Definition:
Categorical drift refers to a change over time in the distribution of categories (values of categorical variables) between training data and the data seen in production. It is a type of data drift that specifically affects categorical features rather than continuous ones.


Key Points:

  1. Distribution Shift:
    • The frequency of categories (e.g., “Male/Female,” “Product A/Product B,” “Region 1/Region 2”) may change over time.
    • Example: If 80% of customers were from Region A during training, but only 40% are from Region A in current production data, drift has occurred.
  2. Impact on Models:
    • Models trained on old category distributions may make biased or inaccurate predictions.

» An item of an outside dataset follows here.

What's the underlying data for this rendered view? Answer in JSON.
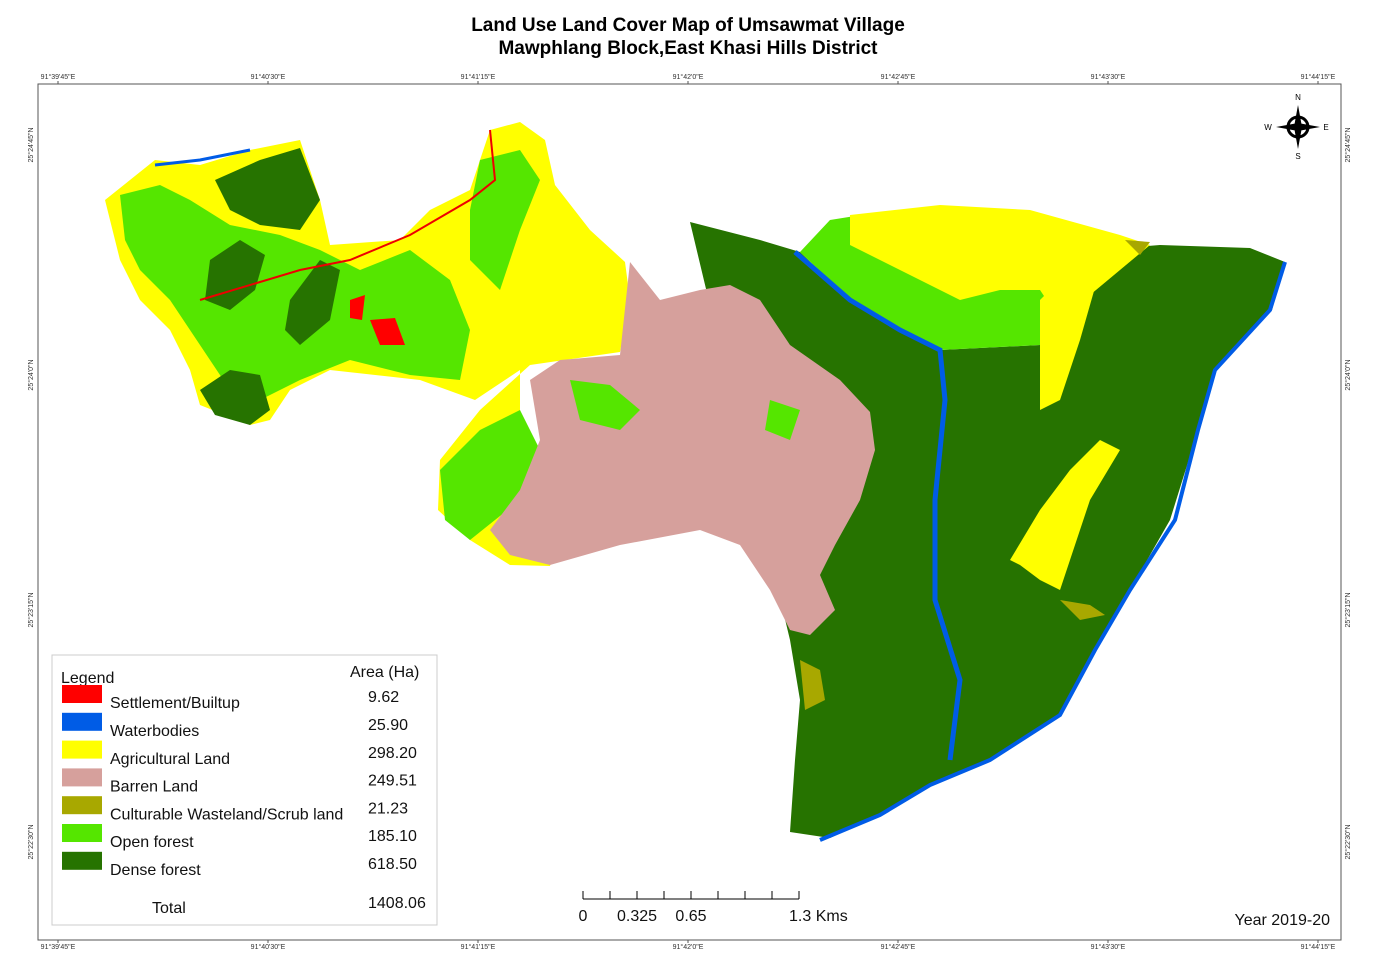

    • Rare categories may suddenly become common, and unseen categories (new labels) can appear in production.
  3. Detection Methods:
    • Chi-square test: Compares observed vs. expected category frequencies.

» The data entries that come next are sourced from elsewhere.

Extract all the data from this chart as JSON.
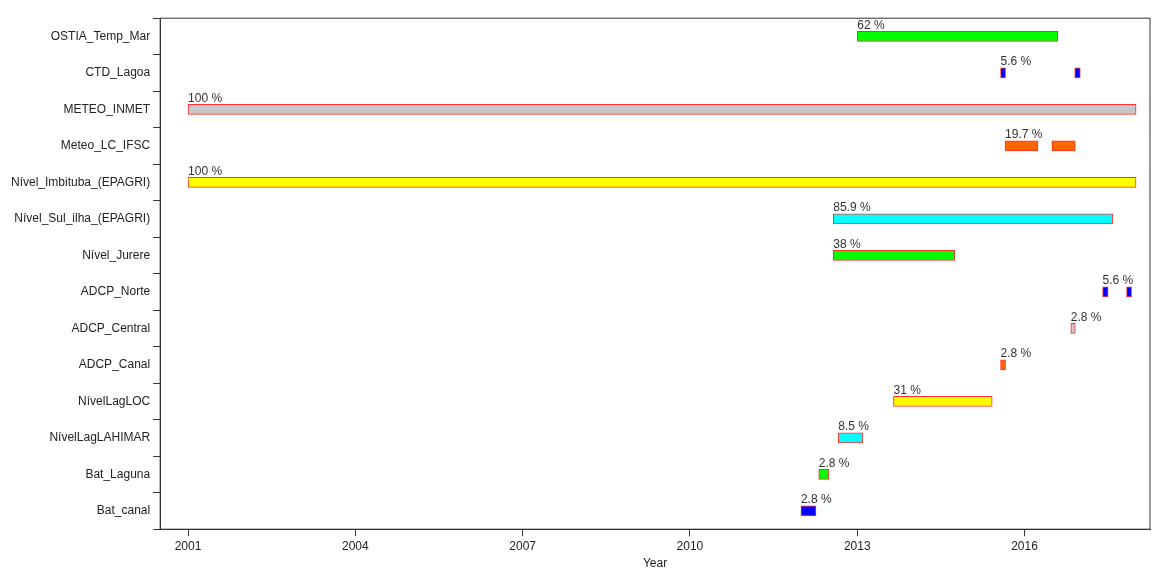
{
  "chart_data": {
    "type": "bar",
    "orientation": "horizontal",
    "xlabel": "Year",
    "grid": false,
    "categories": [
      "OSTIA_Temp_Mar",
      "CTD_Lagoa",
      "METEO_INMET",
      "Meteo_LC_IFSC",
      "Nível_Imbituba_(EPAGRI)",
      "Nível_Sul_ilha_(EPAGRI)",
      "Nível_Jurere",
      "ADCP_Norte",
      "ADCP_Central",
      "ADCP_Canal",
      "NívelLagLOC",
      "NívelLagLAHIMAR",
      "Bat_Laguna",
      "Bat_canal"
    ],
    "xlim": [
      2000.5,
      2018.25
    ],
    "xticks": [
      2001,
      2004,
      2007,
      2010,
      2013,
      2016
    ],
    "series": [
      {
        "base": [
          2013.0,
          2015.57,
          2001,
          2015.65,
          2001,
          2012.57,
          2012.57,
          2017.4,
          2016.83,
          2015.57,
          2013.65,
          2012.66,
          2012.31,
          2011.99
        ],
        "values": [
          3.6,
          0.09,
          17,
          0.59,
          17,
          5.01,
          2.18,
          0.1,
          0.08,
          0.09,
          1.77,
          0.44,
          0.18,
          0.27
        ],
        "colors": [
          "#00ff00",
          "#0000ff",
          "#c8c8c8",
          "#ff6600",
          "#ffff00",
          "#00ffff",
          "#00ff00",
          "#0000ff",
          "#c8c8c8",
          "#ff6600",
          "#ffff00",
          "#00ffff",
          "#00ff00",
          "#0000ff"
        ]
      },
      {
        "base": [
          null,
          2016.9,
          null,
          2016.49,
          null,
          null,
          null,
          2017.83,
          null,
          null,
          null,
          null,
          null,
          null
        ],
        "values": [
          null,
          0.1,
          null,
          0.42,
          null,
          null,
          null,
          0.09,
          null,
          null,
          null,
          null,
          null,
          null
        ],
        "colors": [
          null,
          "#0000ff",
          null,
          "#ff6600",
          null,
          null,
          null,
          "#0000ff",
          null,
          null,
          null,
          null,
          null,
          null
        ]
      }
    ],
    "annotations": [
      {
        "text": "62 %",
        "x": 2013.0,
        "y": "OSTIA_Temp_Mar"
      },
      {
        "text": "5.6 %",
        "x": 2015.57,
        "y": "CTD_Lagoa"
      },
      {
        "text": "100 %",
        "x": 2001,
        "y": "METEO_INMET"
      },
      {
        "text": "19.7 %",
        "x": 2015.65,
        "y": "Meteo_LC_IFSC"
      },
      {
        "text": "100 %",
        "x": 2001,
        "y": "Nível_Imbituba_(EPAGRI)"
      },
      {
        "text": "85.9 %",
        "x": 2012.57,
        "y": "Nível_Sul_ilha_(EPAGRI)"
      },
      {
        "text": "38 %",
        "x": 2012.57,
        "y": "Nível_Jurere"
      },
      {
        "text": "5.6 %",
        "x": 2017.4,
        "y": "ADCP_Norte"
      },
      {
        "text": "2.8 %",
        "x": 2016.83,
        "y": "ADCP_Central"
      },
      {
        "text": "2.8 %",
        "x": 2015.57,
        "y": "ADCP_Canal"
      },
      {
        "text": "31 %",
        "x": 2013.65,
        "y": "NívelLagLOC"
      },
      {
        "text": "8.5 %",
        "x": 2012.66,
        "y": "NívelLagLAHIMAR"
      },
      {
        "text": "2.8 %",
        "x": 2012.31,
        "y": "Bat_Laguna"
      },
      {
        "text": "2.8 %",
        "x": 2011.99,
        "y": "Bat_canal"
      }
    ]
  }
}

    • Cramér’s V: Measures association/strength of drift between distributions.
    • Population Stability Index (PSI): Quantifies how much categorical distributions shift.
  4. Examples:
    • E-commerce: A product recommendation model trained on last year’s sales data may fail if new products (new categories) dominate.

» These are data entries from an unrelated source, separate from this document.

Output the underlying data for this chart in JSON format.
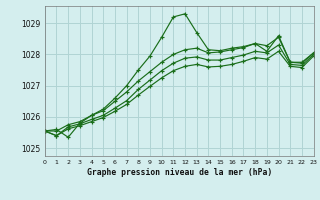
{
  "background_color": "#d4eeee",
  "grid_color": "#b0d4d4",
  "line_color": "#1a6e1a",
  "title": "Graphe pression niveau de la mer (hPa)",
  "xlim": [
    0,
    23
  ],
  "ylim": [
    1024.75,
    1029.55
  ],
  "xticks": [
    0,
    1,
    2,
    3,
    4,
    5,
    6,
    7,
    8,
    9,
    10,
    11,
    12,
    13,
    14,
    15,
    16,
    17,
    18,
    19,
    20,
    21,
    22,
    23
  ],
  "yticks": [
    1025,
    1026,
    1027,
    1028,
    1029
  ],
  "series": [
    [
      1025.55,
      1025.6,
      1025.35,
      1025.8,
      1026.05,
      1026.25,
      1026.6,
      1027.0,
      1027.5,
      1027.95,
      1028.55,
      1029.2,
      1029.3,
      1028.7,
      1028.15,
      1028.12,
      1028.2,
      1028.25,
      1028.35,
      1028.1,
      1028.6,
      1027.75,
      1027.75,
      1028.05
    ],
    [
      1025.55,
      1025.55,
      1025.75,
      1025.85,
      1026.05,
      1026.2,
      1026.5,
      1026.8,
      1027.15,
      1027.45,
      1027.75,
      1028.0,
      1028.15,
      1028.2,
      1028.05,
      1028.08,
      1028.15,
      1028.22,
      1028.35,
      1028.28,
      1028.55,
      1027.75,
      1027.72,
      1028.05
    ],
    [
      1025.55,
      1025.4,
      1025.68,
      1025.78,
      1025.92,
      1026.05,
      1026.28,
      1026.52,
      1026.88,
      1027.18,
      1027.48,
      1027.72,
      1027.88,
      1027.92,
      1027.82,
      1027.82,
      1027.9,
      1027.98,
      1028.1,
      1028.05,
      1028.3,
      1027.68,
      1027.65,
      1028.0
    ],
    [
      1025.55,
      1025.4,
      1025.62,
      1025.72,
      1025.85,
      1025.98,
      1026.18,
      1026.4,
      1026.7,
      1026.98,
      1027.25,
      1027.48,
      1027.62,
      1027.68,
      1027.6,
      1027.62,
      1027.68,
      1027.78,
      1027.9,
      1027.85,
      1028.1,
      1027.62,
      1027.58,
      1027.95
    ]
  ]
}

    • Healthcare: A diagnosis model may degrade if the frequency of certain disease codes changes in incoming hospital records.
    • Finance: Fraud detection models may underperform if the types of transactions (online, POS, crypto, etc.) shift significantly.

Summary:
Categorical drift is when the relative frequency or presence of categories in a categorical variable changes between training and deployment. Monitoring and addressing it is critical to maintain model reliability, especially in dynamic environments.